Ceva Reports Strong Underlying Performance
Ceva Logistics reports strong underlying performance, at constant exchange rates, in the second quarter, building on the momentum established in the second half of 2010 and quarter one 2011.
Commenting on the results, John Pattullo, CEO said: “Our performance in quarter two demonstrates a solid continuation of positive trends over the past year. Despite the industry-wide softening of freight volumes, we have increased freight management business with our global customers and we have experienced growth in our contract logistics business in all regions. Our new business performance in the period has been excellent with significant wins and contract extensions.”
At actual exchange rates, reported revenue was Euro 1,713 million (US$2,461 million) and EBITDA was Euro 81 million. Results for the second quarter were impacted by fluctuating exchange rates. Expressed at constant exchange rates, revenue and EBITDA increased 3.8 percent and 35.4 percent respectively compared to the same period last year.
Total revenue for the first half of 2011 is Euro 3,399 million, up 5.2 percent on the same period last year, and EBITDA of Euro 152 million, an increase of 29.9 percent on the first six months of 2010. At constant exchange rates revenue increased 6.8 percent with EBITDA up 34.2 percent over the same period in 2010.
The group has achieved good year-on-year improvements in new business performance, recording over Euro 1.0 billion of new wins in the first six months of 2011, particularly in China and with Ceva’s Century customers: a group of approximately 100 large global customers who represent over 50 percent of revenue.
In line with trends reported widely in the industry, the group saw some softening of the global freight market, driven mainly by lower airfreight volumes predominantly in the Americas and Asia Pacific regions.
However, Ceva was able to maintain flat year-on-year revenues, at constant exchange rates, by increasing freight management business wins by 17 percent year-on-year, with new business across all regions and particularly in the technology, automotive and energy sectors.

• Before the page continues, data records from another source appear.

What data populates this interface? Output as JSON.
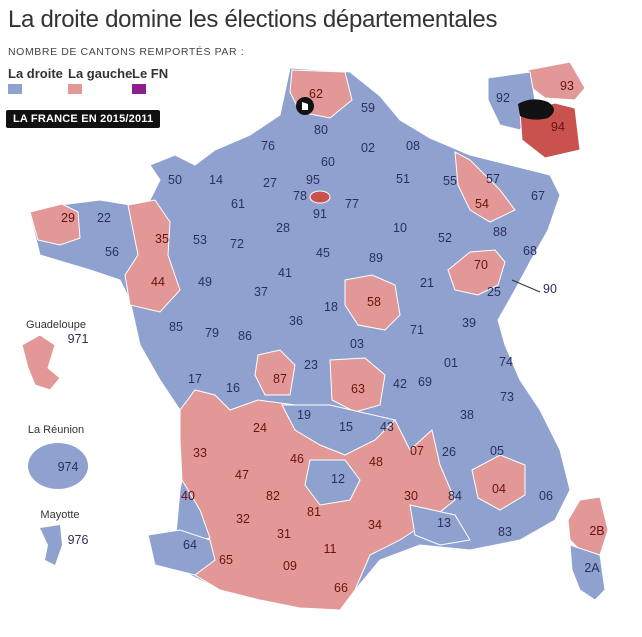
{
  "title": "La droite domine les élections départementales",
  "subtitle": "NOMBRE DE CANTONS REMPORTÉS PAR :",
  "legend": [
    {
      "label": "La droite",
      "color": "#8fa1cf"
    },
    {
      "label": "La gauche",
      "color": "#e39898"
    },
    {
      "label": "Le FN",
      "color": "#8b1f8f"
    }
  ],
  "badge": "LA FRANCE EN 2015/2011",
  "colors": {
    "droite": "#8fa1cf",
    "gauche": "#e39898",
    "gauche_dark": "#c9524e",
    "fn": "#8b1f8f"
  },
  "overseas": {
    "guadeloupe": {
      "name": "Guadeloupe",
      "code": "971"
    },
    "reunion": {
      "name": "La Réunion",
      "code": "974"
    },
    "mayotte": {
      "name": "Mayotte",
      "code": "976"
    }
  },
  "departements": [
    {
      "code": "62",
      "party": "gauche"
    },
    {
      "code": "59",
      "party": "droite"
    },
    {
      "code": "80",
      "party": "droite"
    },
    {
      "code": "76",
      "party": "droite"
    },
    {
      "code": "60",
      "party": "droite"
    },
    {
      "code": "02",
      "party": "droite"
    },
    {
      "code": "08",
      "party": "droite"
    },
    {
      "code": "50",
      "party": "droite"
    },
    {
      "code": "14",
      "party": "droite"
    },
    {
      "code": "27",
      "party": "droite"
    },
    {
      "code": "95",
      "party": "droite"
    },
    {
      "code": "78",
      "party": "droite"
    },
    {
      "code": "91",
      "party": "droite"
    },
    {
      "code": "77",
      "party": "droite"
    },
    {
      "code": "51",
      "party": "droite"
    },
    {
      "code": "55",
      "party": "droite"
    },
    {
      "code": "57",
      "party": "droite"
    },
    {
      "code": "67",
      "party": "droite"
    },
    {
      "code": "54",
      "party": "gauche"
    },
    {
      "code": "29",
      "party": "gauche"
    },
    {
      "code": "22",
      "party": "droite"
    },
    {
      "code": "35",
      "party": "gauche"
    },
    {
      "code": "56",
      "party": "droite"
    },
    {
      "code": "61",
      "party": "droite"
    },
    {
      "code": "53",
      "party": "droite"
    },
    {
      "code": "72",
      "party": "droite"
    },
    {
      "code": "28",
      "party": "droite"
    },
    {
      "code": "45",
      "party": "droite"
    },
    {
      "code": "10",
      "party": "droite"
    },
    {
      "code": "52",
      "party": "droite"
    },
    {
      "code": "88",
      "party": "droite"
    },
    {
      "code": "68",
      "party": "droite"
    },
    {
      "code": "44",
      "party": "gauche"
    },
    {
      "code": "49",
      "party": "droite"
    },
    {
      "code": "41",
      "party": "droite"
    },
    {
      "code": "89",
      "party": "droite"
    },
    {
      "code": "70",
      "party": "gauche"
    },
    {
      "code": "25",
      "party": "droite"
    },
    {
      "code": "90",
      "party": "droite"
    },
    {
      "code": "37",
      "party": "droite"
    },
    {
      "code": "21",
      "party": "droite"
    },
    {
      "code": "85",
      "party": "droite"
    },
    {
      "code": "79",
      "party": "droite"
    },
    {
      "code": "86",
      "party": "droite"
    },
    {
      "code": "36",
      "party": "droite"
    },
    {
      "code": "18",
      "party": "droite"
    },
    {
      "code": "58",
      "party": "gauche"
    },
    {
      "code": "71",
      "party": "droite"
    },
    {
      "code": "39",
      "party": "droite"
    },
    {
      "code": "03",
      "party": "droite"
    },
    {
      "code": "17",
      "party": "droite"
    },
    {
      "code": "16",
      "party": "droite"
    },
    {
      "code": "87",
      "party": "gauche"
    },
    {
      "code": "23",
      "party": "droite"
    },
    {
      "code": "63",
      "party": "gauche"
    },
    {
      "code": "42",
      "party": "droite"
    },
    {
      "code": "69",
      "party": "droite"
    },
    {
      "code": "01",
      "party": "droite"
    },
    {
      "code": "74",
      "party": "droite"
    },
    {
      "code": "73",
      "party": "droite"
    },
    {
      "code": "19",
      "party": "droite"
    },
    {
      "code": "15",
      "party": "droite"
    },
    {
      "code": "43",
      "party": "droite"
    },
    {
      "code": "38",
      "party": "droite"
    },
    {
      "code": "24",
      "party": "gauche"
    },
    {
      "code": "33",
      "party": "gauche"
    },
    {
      "code": "46",
      "party": "gauche"
    },
    {
      "code": "48",
      "party": "gauche"
    },
    {
      "code": "07",
      "party": "gauche"
    },
    {
      "code": "26",
      "party": "droite"
    },
    {
      "code": "05",
      "party": "droite"
    },
    {
      "code": "47",
      "party": "gauche"
    },
    {
      "code": "12",
      "party": "droite"
    },
    {
      "code": "04",
      "party": "gauche"
    },
    {
      "code": "06",
      "party": "droite"
    },
    {
      "code": "40",
      "party": "gauche"
    },
    {
      "code": "82",
      "party": "gauche"
    },
    {
      "code": "30",
      "party": "gauche"
    },
    {
      "code": "84",
      "party": "droite"
    },
    {
      "code": "81",
      "party": "gauche"
    },
    {
      "code": "32",
      "party": "gauche"
    },
    {
      "code": "34",
      "party": "gauche"
    },
    {
      "code": "13",
      "party": "droite"
    },
    {
      "code": "83",
      "party": "droite"
    },
    {
      "code": "31",
      "party": "gauche"
    },
    {
      "code": "64",
      "party": "droite"
    },
    {
      "code": "65",
      "party": "gauche"
    },
    {
      "code": "09",
      "party": "gauche"
    },
    {
      "code": "11",
      "party": "gauche"
    },
    {
      "code": "66",
      "party": "gauche"
    },
    {
      "code": "2B",
      "party": "gauche"
    },
    {
      "code": "2A",
      "party": "droite"
    },
    {
      "code": "92",
      "party": "droite"
    },
    {
      "code": "93",
      "party": "gauche"
    },
    {
      "code": "94",
      "party": "gauche"
    }
  ]
}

Revenue in the contract logistics business increased by approximately nine percent year-on-year at constant exchange rates. This growth was experienced in all regions, driven by new contract wins and the continued expansion of solutions offered to existing customers.
The group has continued to focus on strong cash management and control of net working capital. Net working capital at the end of the second quarter of 2011 was only Euro 19 million compared to Euro 57 million at the end of quarter two 2010.